ちょっと涙目に威嚇するのが子犬みたいです。可愛いです。
可愛らしさにきゅんきゅんしていたら、亮くんが堪えきれないように叫びました。
「しょーぶだ!」
ん?勝負?
さすが男の子だね。大人になったら幼稚園のときに男の子に取り合いされたことあるんだよーなんて語っちゃったりして。ほほえましいなぁ。
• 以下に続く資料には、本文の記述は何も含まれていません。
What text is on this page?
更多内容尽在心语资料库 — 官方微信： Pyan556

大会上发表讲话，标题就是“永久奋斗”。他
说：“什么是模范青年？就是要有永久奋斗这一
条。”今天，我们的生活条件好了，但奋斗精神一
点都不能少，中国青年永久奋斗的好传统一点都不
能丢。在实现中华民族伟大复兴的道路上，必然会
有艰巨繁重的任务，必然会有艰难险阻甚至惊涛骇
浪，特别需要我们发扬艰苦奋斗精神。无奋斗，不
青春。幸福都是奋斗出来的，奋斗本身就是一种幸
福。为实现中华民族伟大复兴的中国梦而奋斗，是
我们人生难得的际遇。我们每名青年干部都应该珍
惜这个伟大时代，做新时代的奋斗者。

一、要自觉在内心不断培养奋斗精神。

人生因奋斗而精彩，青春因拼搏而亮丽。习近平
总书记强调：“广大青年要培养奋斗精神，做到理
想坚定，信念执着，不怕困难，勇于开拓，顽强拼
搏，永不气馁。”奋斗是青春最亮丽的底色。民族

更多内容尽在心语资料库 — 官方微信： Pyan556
どうせ幼稚園特有の小さい恋の物語みたいだしと、まったりした気持ちで見守っていたら、急になんかしゃべりだした。
「Can you speak English?(英語はできるのか?)」
「sure」
これは聞き取れた。さすがに過去に中高と6年も習ったからね。
そっからが早口すぎて聞き取りきれない・・・。
どうやら英語じゃないっぽい。フランス語やドイツ語や聞いたことないような言葉にまでチャレンジしているようで・・・。
ちゅうか、ふつう幼稚園で勝負っていったらもっと微笑ましい勝負でしょう・・・。
なんだか呆れた気持ちになりながら、見ていたら、いつの間にか体力勝負にうつっていたみたい。
二人でドッチボールもどきをしています。
当てて受け取れなかったら負けだそうで・・・。君たち5歳児が投げる球とは思えませんよ・・・。
運動神経が発達している亮くんの圧勝かと思いきや、ユリウス君もなかなかのもので、どんどん白熱していく。周りもどんどんギャラリーが集まってきて、二人を必死に応援しています。
「りょうくん、がんばれー」
「ユリウスくん、がんばれーーー」
君たち人気ものだね。
そうこうしているうちに、亮くんがボールを取り逃がしたみたいで、落としてしまったようです。
「くそー、もう一回」
そういって投げる。
ユリウスくんが落としてしまったときにも、
「ユリウス、はやく拾ってきて。もう一回」
亮くんも、ユリウスくんも段々楽しくなってきたみたいで、なんではじめたのか忘れたように楽しくキャッチボール・・というには勢いがありすぎるみたいだが・・・をしている。
私も座ってギャラリーにまじる。
「二人ともがんばれー」
いやぁ、いいお友達ができてよかったね。